Erzincan’ın sözlü kültürünü taşıyan masallar, yıllardır halk arasında anlatılmaya devam etse de, bu anlatıların içerdiği sembolik yapılar ilk kez bu kadar kapsamlı bir çalışmayla çözümlendi. Ruhi Kara ve İshak Şahin tarafından hazırlanan akademik makale, Erzincan masallarındaki mitolojik unsurları yalnızca türsel özellikleriyle değil, sembolik anlamları ve toplumsal yansımalarıyla da derinlemesine inceliyor.
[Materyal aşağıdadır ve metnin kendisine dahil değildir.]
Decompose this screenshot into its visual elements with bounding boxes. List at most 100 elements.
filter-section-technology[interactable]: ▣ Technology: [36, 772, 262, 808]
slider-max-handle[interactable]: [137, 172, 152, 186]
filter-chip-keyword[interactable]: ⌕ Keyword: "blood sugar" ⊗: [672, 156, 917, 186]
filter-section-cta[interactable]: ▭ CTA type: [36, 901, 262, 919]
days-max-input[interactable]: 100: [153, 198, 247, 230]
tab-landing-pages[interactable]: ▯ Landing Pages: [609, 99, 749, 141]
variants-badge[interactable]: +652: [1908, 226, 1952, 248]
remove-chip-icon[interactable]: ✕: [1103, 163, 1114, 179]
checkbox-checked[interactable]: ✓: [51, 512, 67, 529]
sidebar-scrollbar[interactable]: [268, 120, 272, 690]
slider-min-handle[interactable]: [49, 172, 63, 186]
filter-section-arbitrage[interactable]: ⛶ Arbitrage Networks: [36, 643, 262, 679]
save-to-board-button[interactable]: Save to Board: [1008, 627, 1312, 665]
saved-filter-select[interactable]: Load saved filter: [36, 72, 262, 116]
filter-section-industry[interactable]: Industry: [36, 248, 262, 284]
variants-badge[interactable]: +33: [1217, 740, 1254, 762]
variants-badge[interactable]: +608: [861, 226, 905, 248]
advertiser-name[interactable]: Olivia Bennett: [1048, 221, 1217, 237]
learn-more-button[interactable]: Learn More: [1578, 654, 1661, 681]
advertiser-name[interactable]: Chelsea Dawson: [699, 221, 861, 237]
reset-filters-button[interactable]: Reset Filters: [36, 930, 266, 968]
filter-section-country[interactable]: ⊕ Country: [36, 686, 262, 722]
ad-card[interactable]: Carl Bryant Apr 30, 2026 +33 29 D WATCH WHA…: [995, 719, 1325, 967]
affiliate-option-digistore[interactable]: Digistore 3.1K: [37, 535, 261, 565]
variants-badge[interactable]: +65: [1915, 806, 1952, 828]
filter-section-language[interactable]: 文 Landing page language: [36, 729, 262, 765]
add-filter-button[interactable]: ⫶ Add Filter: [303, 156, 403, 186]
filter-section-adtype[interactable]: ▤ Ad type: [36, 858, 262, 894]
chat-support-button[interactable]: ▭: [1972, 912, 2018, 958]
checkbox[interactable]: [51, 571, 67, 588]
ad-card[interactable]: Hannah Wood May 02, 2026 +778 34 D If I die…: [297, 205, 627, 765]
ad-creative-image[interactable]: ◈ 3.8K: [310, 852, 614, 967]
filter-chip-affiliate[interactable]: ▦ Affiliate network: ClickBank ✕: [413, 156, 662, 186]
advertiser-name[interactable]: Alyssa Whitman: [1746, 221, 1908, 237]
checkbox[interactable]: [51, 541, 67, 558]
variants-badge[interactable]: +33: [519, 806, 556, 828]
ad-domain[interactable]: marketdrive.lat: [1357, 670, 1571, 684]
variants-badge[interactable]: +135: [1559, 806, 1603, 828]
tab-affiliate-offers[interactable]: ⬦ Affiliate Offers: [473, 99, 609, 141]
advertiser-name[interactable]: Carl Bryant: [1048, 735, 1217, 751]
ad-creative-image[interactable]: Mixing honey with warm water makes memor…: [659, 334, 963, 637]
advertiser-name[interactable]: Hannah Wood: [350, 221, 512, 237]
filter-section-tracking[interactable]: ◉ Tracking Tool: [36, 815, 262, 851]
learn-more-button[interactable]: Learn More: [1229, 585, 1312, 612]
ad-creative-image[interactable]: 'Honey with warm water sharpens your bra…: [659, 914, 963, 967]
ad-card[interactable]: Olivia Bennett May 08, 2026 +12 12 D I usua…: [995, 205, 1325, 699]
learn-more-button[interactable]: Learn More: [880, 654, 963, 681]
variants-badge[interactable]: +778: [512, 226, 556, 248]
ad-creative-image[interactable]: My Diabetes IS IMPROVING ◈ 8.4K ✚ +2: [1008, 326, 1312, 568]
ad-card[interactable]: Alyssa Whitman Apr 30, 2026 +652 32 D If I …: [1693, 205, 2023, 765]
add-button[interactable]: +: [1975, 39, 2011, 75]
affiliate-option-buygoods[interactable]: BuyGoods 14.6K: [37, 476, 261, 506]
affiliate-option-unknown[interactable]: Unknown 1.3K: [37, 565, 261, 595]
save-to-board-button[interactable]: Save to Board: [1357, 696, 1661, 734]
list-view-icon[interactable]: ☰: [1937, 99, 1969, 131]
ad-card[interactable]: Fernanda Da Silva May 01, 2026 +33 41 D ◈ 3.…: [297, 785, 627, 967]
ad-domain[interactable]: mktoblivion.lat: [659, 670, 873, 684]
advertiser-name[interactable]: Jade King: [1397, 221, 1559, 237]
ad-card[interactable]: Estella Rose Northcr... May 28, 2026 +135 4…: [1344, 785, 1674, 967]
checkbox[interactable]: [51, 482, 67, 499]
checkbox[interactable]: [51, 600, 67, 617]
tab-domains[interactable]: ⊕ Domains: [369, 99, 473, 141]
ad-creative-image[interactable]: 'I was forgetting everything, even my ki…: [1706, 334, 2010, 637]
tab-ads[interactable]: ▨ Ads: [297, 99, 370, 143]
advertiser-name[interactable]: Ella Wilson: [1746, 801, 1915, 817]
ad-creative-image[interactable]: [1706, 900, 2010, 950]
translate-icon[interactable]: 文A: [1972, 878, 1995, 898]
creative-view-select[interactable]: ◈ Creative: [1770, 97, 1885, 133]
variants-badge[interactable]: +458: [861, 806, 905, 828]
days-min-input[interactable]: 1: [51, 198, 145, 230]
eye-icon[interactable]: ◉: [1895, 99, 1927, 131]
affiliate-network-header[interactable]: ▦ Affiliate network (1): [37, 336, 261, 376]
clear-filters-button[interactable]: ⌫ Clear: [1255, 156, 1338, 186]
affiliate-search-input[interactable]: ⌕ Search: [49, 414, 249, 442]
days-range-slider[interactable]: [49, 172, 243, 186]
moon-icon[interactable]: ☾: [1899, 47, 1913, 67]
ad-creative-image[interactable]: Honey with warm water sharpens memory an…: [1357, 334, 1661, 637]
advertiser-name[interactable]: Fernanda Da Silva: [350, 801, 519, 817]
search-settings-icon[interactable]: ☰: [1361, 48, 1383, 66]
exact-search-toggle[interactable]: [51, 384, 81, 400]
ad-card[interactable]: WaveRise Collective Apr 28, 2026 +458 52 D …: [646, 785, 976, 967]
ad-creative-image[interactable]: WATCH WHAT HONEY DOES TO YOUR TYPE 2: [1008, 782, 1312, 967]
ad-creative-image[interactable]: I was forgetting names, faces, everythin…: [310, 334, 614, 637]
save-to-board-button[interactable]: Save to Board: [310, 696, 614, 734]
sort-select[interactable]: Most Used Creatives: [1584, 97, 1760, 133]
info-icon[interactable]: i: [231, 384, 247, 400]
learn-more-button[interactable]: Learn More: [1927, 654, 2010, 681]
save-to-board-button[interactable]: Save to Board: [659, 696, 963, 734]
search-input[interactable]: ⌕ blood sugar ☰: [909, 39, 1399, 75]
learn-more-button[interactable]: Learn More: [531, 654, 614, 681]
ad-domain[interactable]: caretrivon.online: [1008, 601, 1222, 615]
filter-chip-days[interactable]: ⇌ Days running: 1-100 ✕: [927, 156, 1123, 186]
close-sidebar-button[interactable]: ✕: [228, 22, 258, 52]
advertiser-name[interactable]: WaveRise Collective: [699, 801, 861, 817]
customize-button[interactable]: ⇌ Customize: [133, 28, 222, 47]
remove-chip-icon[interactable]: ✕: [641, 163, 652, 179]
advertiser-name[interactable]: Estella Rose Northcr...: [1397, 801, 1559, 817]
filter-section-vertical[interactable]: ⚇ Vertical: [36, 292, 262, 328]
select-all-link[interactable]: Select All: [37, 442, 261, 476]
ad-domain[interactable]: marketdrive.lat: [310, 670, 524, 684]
Araştırmada, masalların bölgenin kültürel yapısından bağımsız düşünülemeyeceği vurgulanıyor. Ejderha, dev, peri, cin, melek ve cadı gibi figürlerin her biri, toplum belleğinde belirli duyguları, korkuları, umutları ve değerleri temsil ediyor. Makalede yer alan değerlendirmelere göre ejderhalar çoğu zaman kötülüğün mutlak formu ya da kahramanın cesaretini kanıtlaması gereken en büyük engel olarak yorumlanıyor. Devler, gücün kontrol edilemeyen yönünü simgelerken; periler ve cinler doğaüstü dünyanın hem tehlikeli hem de destekleyici yanlarını temsil ediyor.
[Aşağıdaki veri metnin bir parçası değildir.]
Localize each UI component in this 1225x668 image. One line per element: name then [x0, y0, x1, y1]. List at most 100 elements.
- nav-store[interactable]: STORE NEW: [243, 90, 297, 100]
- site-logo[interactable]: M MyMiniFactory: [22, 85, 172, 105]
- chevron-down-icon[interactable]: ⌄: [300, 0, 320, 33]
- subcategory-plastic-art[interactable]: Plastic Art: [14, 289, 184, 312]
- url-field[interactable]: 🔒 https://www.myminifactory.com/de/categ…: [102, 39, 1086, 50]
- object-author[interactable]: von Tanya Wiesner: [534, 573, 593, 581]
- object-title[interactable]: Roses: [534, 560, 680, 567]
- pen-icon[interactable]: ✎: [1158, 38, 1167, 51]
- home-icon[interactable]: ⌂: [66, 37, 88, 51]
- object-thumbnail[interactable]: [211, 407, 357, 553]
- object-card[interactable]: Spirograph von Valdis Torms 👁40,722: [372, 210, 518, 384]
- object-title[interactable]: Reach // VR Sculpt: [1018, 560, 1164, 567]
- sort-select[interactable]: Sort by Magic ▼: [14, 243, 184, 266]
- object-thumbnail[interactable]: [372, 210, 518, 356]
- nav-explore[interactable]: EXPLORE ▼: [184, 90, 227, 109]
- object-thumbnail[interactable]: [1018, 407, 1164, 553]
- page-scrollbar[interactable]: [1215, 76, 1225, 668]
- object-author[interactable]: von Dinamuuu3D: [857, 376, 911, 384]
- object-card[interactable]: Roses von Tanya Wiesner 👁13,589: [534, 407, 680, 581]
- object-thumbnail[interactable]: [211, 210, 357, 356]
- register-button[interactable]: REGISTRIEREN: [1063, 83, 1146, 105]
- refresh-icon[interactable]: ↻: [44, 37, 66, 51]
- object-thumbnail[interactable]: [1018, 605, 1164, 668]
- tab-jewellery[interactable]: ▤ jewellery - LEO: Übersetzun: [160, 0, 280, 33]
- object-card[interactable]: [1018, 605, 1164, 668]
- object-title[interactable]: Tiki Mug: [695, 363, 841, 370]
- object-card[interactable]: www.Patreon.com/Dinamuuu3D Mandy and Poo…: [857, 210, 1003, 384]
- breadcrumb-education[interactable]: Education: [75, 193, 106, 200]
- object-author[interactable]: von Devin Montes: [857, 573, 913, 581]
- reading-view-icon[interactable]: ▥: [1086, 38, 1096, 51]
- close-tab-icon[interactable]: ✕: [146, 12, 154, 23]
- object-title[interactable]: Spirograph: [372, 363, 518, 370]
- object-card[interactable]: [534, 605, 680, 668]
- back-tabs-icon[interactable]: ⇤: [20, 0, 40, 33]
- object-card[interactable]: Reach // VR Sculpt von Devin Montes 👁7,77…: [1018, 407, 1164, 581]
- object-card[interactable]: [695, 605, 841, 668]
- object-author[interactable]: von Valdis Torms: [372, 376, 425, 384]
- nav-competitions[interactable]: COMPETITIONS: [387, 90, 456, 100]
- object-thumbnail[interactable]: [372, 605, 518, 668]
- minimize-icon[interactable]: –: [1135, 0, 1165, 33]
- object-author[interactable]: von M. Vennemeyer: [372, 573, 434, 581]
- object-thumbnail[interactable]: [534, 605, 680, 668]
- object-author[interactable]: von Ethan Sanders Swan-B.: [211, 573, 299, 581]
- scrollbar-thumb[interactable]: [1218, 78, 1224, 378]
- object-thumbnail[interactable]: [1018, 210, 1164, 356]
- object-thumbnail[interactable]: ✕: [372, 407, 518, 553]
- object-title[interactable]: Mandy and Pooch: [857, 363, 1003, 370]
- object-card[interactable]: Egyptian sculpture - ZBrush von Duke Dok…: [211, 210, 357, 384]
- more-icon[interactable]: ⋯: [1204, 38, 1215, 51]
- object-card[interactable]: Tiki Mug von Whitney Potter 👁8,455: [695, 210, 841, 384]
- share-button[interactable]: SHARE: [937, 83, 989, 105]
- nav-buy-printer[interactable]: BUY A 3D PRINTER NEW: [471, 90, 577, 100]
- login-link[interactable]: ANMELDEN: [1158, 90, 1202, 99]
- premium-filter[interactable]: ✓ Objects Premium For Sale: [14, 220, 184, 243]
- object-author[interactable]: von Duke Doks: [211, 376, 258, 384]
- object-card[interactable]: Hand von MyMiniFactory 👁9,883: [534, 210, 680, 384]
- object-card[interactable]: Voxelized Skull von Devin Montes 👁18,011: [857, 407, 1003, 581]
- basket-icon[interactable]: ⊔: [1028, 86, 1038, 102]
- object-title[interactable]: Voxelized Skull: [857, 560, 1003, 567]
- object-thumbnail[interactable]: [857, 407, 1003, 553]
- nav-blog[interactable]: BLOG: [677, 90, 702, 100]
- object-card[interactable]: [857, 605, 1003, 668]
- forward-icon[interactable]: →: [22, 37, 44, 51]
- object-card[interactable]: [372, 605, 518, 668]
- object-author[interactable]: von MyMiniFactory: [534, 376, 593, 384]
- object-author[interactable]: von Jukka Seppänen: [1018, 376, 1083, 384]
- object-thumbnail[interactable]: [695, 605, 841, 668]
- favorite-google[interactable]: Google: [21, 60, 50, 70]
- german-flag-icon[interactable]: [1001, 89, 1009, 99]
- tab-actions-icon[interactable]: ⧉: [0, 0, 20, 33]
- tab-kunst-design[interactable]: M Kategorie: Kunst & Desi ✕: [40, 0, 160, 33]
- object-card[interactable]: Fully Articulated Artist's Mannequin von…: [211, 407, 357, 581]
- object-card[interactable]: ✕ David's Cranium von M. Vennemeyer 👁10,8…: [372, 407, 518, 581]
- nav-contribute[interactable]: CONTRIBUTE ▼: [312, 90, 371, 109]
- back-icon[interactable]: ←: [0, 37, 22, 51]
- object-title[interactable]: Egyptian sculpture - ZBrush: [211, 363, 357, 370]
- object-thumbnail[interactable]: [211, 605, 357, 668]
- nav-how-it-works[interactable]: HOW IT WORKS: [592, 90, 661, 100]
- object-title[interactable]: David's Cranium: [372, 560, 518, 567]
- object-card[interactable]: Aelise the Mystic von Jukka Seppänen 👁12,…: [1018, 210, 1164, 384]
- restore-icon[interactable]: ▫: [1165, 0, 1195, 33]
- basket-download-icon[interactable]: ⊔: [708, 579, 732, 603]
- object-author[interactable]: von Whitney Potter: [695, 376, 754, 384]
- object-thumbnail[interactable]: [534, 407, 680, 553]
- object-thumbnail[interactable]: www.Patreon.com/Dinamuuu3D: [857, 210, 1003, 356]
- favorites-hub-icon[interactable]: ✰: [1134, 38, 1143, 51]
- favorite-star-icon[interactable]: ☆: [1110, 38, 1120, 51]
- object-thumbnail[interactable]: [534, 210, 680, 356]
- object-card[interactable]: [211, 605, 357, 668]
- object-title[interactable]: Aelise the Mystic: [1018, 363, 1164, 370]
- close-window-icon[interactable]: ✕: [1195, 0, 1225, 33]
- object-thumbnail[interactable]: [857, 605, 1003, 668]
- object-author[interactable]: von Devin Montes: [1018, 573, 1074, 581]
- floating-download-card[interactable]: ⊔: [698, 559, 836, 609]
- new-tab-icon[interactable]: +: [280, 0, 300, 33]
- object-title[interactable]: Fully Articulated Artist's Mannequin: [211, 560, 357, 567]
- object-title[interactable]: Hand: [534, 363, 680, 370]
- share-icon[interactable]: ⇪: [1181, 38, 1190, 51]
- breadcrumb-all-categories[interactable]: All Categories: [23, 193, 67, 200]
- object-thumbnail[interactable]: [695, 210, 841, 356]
Çalışmada üzerinde durulan önemli bir başka nokta da, Erzincan masallarının “yerelleşmiş mitoloji” özelliği taşıması. Yani kökleri Orta Asya mitolojisine dayanan birçok unsur, Erzincan’ın coğrafyası, halk deneyimi ve yerel inanışlarıyla birleşerek kendine özgü bir forma bürünüyor. Örneğin, bazı masallarda dağlar, dereler ve köyler doğrudan mitolojik unsurların mekânsal parçası haline geliyor. Bu durum, Erzincan masallarının yalnızca anlatı değil, aynı zamanda kültürel kimlik taşıyıcısı olduğunun göstergesi.
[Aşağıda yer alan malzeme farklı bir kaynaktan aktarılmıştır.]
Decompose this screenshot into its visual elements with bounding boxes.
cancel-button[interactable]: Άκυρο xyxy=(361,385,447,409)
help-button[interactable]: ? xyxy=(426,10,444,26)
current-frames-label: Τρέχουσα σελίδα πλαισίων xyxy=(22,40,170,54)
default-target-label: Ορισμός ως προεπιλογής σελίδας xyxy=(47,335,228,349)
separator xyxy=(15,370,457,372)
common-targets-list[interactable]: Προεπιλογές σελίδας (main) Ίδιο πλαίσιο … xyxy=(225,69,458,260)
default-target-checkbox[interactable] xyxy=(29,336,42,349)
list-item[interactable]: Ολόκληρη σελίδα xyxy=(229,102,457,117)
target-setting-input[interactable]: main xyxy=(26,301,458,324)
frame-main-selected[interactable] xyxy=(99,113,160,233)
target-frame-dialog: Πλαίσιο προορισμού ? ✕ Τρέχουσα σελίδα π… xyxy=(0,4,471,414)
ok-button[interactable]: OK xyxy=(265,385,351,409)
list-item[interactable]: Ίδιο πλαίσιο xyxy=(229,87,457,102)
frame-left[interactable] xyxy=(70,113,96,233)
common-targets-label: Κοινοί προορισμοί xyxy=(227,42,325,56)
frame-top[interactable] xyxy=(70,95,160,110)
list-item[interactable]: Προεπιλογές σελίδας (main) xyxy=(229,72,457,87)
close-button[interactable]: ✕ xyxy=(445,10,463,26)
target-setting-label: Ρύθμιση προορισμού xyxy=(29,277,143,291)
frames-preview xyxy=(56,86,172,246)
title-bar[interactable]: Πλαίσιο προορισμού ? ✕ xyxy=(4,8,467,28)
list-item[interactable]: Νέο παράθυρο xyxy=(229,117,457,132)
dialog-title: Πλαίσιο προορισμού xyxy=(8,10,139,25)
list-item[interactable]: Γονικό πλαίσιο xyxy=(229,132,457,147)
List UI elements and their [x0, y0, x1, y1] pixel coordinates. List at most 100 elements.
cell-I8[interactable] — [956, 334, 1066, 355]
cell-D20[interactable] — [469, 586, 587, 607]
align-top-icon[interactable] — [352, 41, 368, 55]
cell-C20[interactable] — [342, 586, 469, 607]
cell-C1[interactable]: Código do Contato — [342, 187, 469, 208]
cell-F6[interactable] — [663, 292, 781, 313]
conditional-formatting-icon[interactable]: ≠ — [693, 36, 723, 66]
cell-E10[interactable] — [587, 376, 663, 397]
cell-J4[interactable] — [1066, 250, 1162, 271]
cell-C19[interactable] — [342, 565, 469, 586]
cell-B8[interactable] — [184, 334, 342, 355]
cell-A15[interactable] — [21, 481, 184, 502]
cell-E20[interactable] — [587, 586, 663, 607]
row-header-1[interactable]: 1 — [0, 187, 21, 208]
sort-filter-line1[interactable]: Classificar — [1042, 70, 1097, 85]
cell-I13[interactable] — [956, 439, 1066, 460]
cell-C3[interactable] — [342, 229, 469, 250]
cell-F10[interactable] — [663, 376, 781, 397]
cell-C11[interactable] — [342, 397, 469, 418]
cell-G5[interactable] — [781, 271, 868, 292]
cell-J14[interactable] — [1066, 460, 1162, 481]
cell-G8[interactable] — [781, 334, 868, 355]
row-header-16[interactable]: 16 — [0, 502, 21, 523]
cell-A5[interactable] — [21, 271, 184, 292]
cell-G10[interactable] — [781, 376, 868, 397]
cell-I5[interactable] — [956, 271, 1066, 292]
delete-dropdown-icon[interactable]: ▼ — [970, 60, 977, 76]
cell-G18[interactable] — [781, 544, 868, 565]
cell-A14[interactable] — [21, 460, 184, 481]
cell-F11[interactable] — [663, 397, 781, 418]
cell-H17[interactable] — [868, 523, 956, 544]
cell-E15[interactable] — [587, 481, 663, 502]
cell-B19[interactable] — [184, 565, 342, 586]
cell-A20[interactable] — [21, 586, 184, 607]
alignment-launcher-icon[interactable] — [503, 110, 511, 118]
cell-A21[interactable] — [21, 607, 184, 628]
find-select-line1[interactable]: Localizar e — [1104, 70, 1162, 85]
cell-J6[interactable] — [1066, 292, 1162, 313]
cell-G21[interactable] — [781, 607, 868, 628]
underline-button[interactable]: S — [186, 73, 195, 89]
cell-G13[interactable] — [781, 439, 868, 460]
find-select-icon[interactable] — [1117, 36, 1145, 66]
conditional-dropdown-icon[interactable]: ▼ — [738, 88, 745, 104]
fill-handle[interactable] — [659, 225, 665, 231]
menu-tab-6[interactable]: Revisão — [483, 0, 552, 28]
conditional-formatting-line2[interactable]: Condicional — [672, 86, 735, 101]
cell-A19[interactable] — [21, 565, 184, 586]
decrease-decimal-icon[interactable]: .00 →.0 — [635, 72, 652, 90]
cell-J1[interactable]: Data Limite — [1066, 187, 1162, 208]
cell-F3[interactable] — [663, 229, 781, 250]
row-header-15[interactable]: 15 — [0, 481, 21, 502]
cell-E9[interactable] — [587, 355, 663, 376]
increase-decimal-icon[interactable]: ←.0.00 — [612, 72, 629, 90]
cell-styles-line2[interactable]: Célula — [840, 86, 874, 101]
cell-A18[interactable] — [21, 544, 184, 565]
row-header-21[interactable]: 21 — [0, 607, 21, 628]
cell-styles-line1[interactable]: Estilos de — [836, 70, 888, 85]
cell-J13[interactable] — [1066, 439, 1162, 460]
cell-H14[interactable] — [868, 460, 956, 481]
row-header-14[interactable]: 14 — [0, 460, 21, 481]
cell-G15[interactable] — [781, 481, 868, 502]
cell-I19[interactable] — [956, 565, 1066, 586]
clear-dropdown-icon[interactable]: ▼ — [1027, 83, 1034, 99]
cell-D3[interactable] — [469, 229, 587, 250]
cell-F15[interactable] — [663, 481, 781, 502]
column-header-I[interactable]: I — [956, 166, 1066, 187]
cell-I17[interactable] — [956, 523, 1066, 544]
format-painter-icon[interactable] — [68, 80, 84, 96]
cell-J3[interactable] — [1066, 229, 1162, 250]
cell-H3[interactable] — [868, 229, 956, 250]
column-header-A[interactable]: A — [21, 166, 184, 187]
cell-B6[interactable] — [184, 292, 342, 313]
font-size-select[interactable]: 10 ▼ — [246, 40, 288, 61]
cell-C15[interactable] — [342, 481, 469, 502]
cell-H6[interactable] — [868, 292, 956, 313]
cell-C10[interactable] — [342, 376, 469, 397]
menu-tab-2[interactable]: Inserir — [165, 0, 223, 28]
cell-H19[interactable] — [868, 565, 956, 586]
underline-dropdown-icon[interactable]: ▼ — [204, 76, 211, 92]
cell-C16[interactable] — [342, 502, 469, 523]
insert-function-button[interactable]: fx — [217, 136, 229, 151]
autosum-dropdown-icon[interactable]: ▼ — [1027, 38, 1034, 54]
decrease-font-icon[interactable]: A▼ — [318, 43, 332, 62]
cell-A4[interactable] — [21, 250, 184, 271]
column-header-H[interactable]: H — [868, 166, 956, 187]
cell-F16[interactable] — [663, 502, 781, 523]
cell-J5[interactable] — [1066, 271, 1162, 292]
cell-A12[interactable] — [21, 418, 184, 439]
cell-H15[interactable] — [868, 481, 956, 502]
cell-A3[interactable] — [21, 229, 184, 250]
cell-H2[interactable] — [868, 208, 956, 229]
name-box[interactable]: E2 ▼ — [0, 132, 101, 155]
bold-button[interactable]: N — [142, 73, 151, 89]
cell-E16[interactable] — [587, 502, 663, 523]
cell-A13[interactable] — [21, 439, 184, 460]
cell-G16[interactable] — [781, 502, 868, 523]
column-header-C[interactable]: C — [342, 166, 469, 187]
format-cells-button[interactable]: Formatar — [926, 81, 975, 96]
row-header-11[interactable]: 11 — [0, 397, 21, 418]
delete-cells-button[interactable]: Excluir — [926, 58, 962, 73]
Kara ve Şahin’in makalesi, bu sembolik dünyayı akademik yöntemlerle anlamaya çalışarak yerel kültürün bilimsel kayda geçirilmesini sağlıyor. Araştırmacılar, Erzincan masallarının gelecek nesillere aktarılmasının kültürel sürdürülebilirlik açısından kritik önemde olduğunu vurguluyor.